Albemarle County planners on Dec. 9 presented a new 2025 land‑use build‑out analysis and an early version of an “AC 44” capacity tool intended to track how current development proposals and approvals compare with the comp‑plan’s theoretical maximum densities.
JT Newberry, senior planner in the Department of Community Development, said the county’s theoretical maximum residential capacity declined from just over 24,000 units (the 2022 analysis) to 21,644 units in the 2025 update, a drop Newberry said is partly explained by units that were taken through the development pipeline and constructed and partly by changes in which parcels qualify as developable.
The presentation opened by defining terms used throughout the study: “developable” parcels (the staff rule used here was parcels of at least 2 acres that are vacant or whose land value exceeds improvement value), “redevelopable” parcels and the “theoretical maximum build‑out” — the maximum number of dwelling units a parcel could support under its comp‑plan designation. Newberry said the 2025 exercise intentionally replicated the 2022 methodology to allow apples‑to‑apples trend analysis while moving the underlying data from static reports to an Excel‑based, digital tool for quicker scenario testing.
Why it matters
Staff framed the product as a governance and monitoring tool tied to AC 44 and the comprehensive plan: it is intended to help the county administer growth‑management policy, compare approved densities to comp‑plan maxima, and summarize how many affordable units would be expected under a comp‑plan allocation versus what applicants actually propose. Newberry noted that, historically, approved project densities amounted to roughly 56–58% of comp‑plan maximums; excluding a large outlier (the North Fork rezoning that approved about 1,400 units) raised the approval rate to roughly 70% for the study period.
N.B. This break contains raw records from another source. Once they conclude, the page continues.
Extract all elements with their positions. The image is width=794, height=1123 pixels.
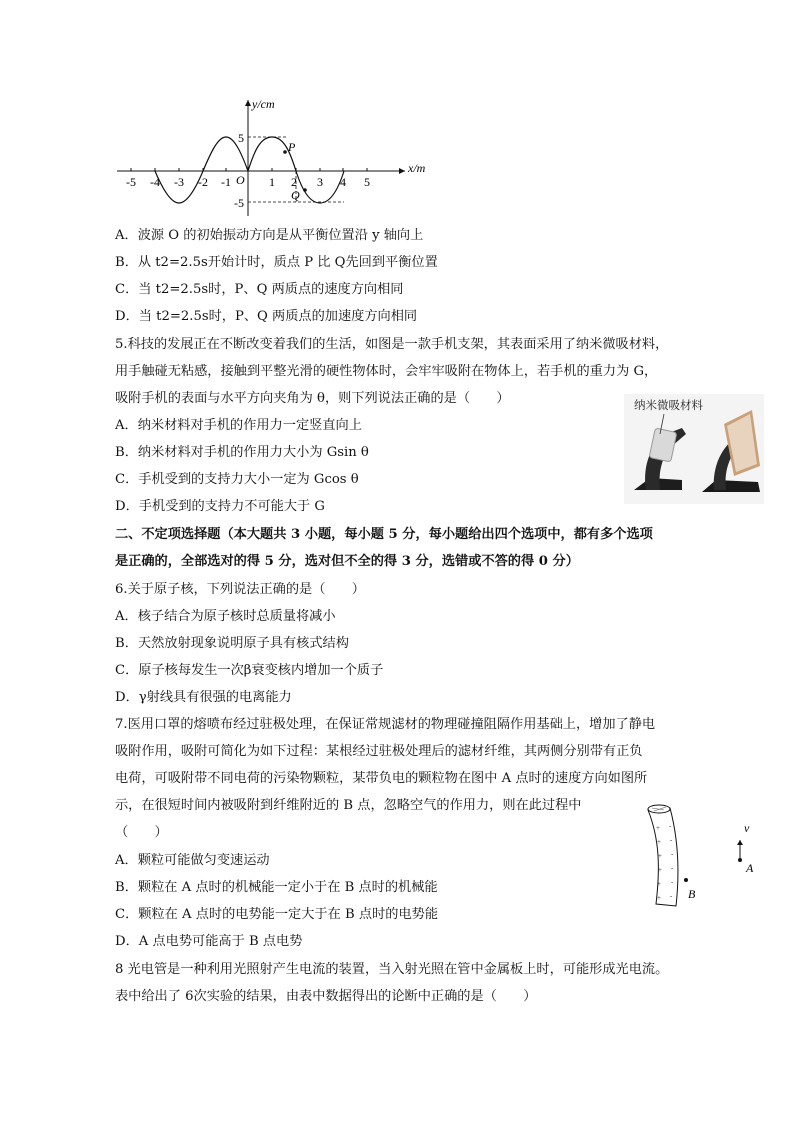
q6-option-b: B．天然放射现象说明原子具有核式结构 — [115, 636, 349, 651]
x-tick: 1 — [269, 175, 275, 189]
q4-option-c: C．当 t2=2.5s时，P、Q 两质点的速度方向相同 — [115, 282, 404, 297]
svg-text:-: - — [671, 864, 674, 872]
svg-text:-: - — [671, 850, 674, 858]
x-tick: -1 — [221, 175, 231, 189]
q5-option-b: B．纳米材料对手机的作用力大小为 Gsin θ — [115, 445, 369, 460]
point-p-dot — [283, 150, 287, 154]
x-tick: 5 — [364, 175, 370, 189]
q5-stem-line1: 5.科技的发展正在不断改变着我们的生活，如图是一款手机支架，其表面采用了纳米微吸材料， — [115, 337, 669, 352]
q7-option-c: C．颗粒在 A 点时的电势能一定大于在 B 点时的电势能 — [115, 907, 439, 922]
q5-option-a: A．纳米材料对手机的作用力一定竖直向上 — [115, 418, 362, 433]
x-tick: -2 — [198, 175, 208, 189]
q4-option-d: D．当 t2=2.5s时，P、Q 两质点的加速度方向相同 — [115, 309, 418, 324]
q6-option-d: D．γ射线具有很强的电离能力 — [115, 690, 292, 705]
q5-stem-line3: 吸附手机的表面与水平方向夹角为 θ，则下列说法正确的是（ ） — [115, 391, 510, 406]
q7-stem-line2: 吸附作用，吸附可简化为如下过程：某根经过驻极处理后的滤材纤维，其两侧分别带有正负 — [115, 744, 643, 759]
wave-graph — [0, 0, 794, 230]
q7-stem-line3: 电荷，可吸附带不同电荷的污染物颗粒，某带负电的颗粒物在图中 A 点时的速度方向如图所 — [115, 771, 648, 786]
point-q-dot — [303, 188, 307, 192]
x-tick: 2 — [291, 175, 297, 189]
q5-option-c: C．手机受到的支持力大小一定为 Gcos θ — [115, 472, 359, 487]
svg-text:+: + — [656, 824, 660, 832]
svg-text:-: - — [670, 892, 673, 900]
q7-option-d: D．A 点电势可能高于 B 点电势 — [115, 934, 303, 949]
point-q-label: Q — [291, 188, 300, 202]
point-p-label: P — [288, 140, 296, 154]
q8-stem-line2: 表中给出了 6次实验的结果，由表中数据得出的论断中正确的是（ ） — [115, 989, 537, 1004]
x-tick: 3 — [317, 175, 323, 189]
q7-option-b: B．颗粒在 A 点时的机械能一定小于在 B 点时的机械能 — [115, 880, 438, 895]
q7-option-a: A．颗粒可能做匀变速运动 — [115, 853, 270, 868]
svg-text:-: - — [670, 836, 673, 844]
svg-text:-: - — [671, 878, 674, 886]
y-tick-neg: -5 — [234, 196, 244, 210]
q5-stem-line2: 用手触碰无粘感，接触到平整光滑的硬性物体时，会牢牢吸附在物体上，若手机的重力为 G， — [115, 364, 658, 379]
wave-curve — [155, 137, 344, 203]
point-b-dot — [684, 878, 688, 882]
section-2-header-line1: 二、不定项选择题（本大题共 3 小题，每小题 5 分，每小题给出四个选项中，都有多个选项 — [115, 527, 653, 542]
q6-stem: 6.关于原子核，下列说法正确的是（ ） — [115, 582, 365, 597]
y-axis-label: y/cm — [252, 97, 275, 111]
q7-stem-line4: 示，在很短时间内被吸附到纤维附近的 B 点，忽略空气的作用力，则在此过程中 — [115, 798, 582, 813]
q4-option-a: A．波源 O 的初始振动方向是从平衡位置沿 y 轴向上 — [115, 228, 424, 243]
svg-text:+: + — [658, 852, 662, 860]
x-tick: -4 — [150, 175, 160, 189]
section-2-header-line2: 是正确的，全部选对的得 5 分，选对但不全的得 3 分，选错或不答的得 0 分） — [115, 554, 579, 569]
svg-text:+: + — [658, 866, 662, 874]
q7-stem-line1: 7.医用口罩的熔喷布经过驻极处理，在保证常规滤材的物理碰撞阻隔作用基础上，增加了静电 — [115, 717, 656, 732]
q6-option-a: A．核子结合为原子核时总质量将减小 — [115, 609, 336, 624]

Commissioner concerns and requested refinements
Commissioners repeatedly asked staff to link the capacity tool spatially to other datasets. “Those parcels are analyzed without the context of where they’re located,” one commissioner said, urging overlay layers showing school capacity, road congestion, water/sewer availability, floodplain and steep slopes so the county can produce a heat map of where higher density is feasible. Commissioners also asked for redevelopment‑specific metrics (to distinguish greenfield vs. infill/redevelopment) and a county inventory of public parcels that could be used for workforce or social housing.
Several commissioners pressed staff for an ongoing tally: a rolling view that would show whether recent approvals are increasing or decreasing the county’s ability to meet comp‑plan capacity and affordable‑housing targets. Newberry said staff intends to incorporate market data from CoStar and to prepare the analysis and tool for a Board of Supervisors briefing on Jan. 21.
Staff cautioned that the analysis is a high‑level, “broad brush” tool; it removes environmental and infrastructure areas (floodplain, steep slopes, open space) from gross acreage to compute a theoretical net capacity and applies build‑out assumptions by land‑use designation. Newberry said the digital tool will make it easier to re‑run assumptions and to present both gross and net perspectives as AC 44 implementation proceeds.
Next steps
Staff will refine the draft AC 44 tool, test assumptions using CoStar and other market inputs, and present the analysis to the Board of Supervisors on Jan. 21. Commissioners asked staff to return with added GIS overlays (schools, road capacity, sewer/water service), redevelopment indicators (parking/impervious area, brownfields), and a proposed staff‑report format that includes rolling trend columns for affordable‑housing delivery.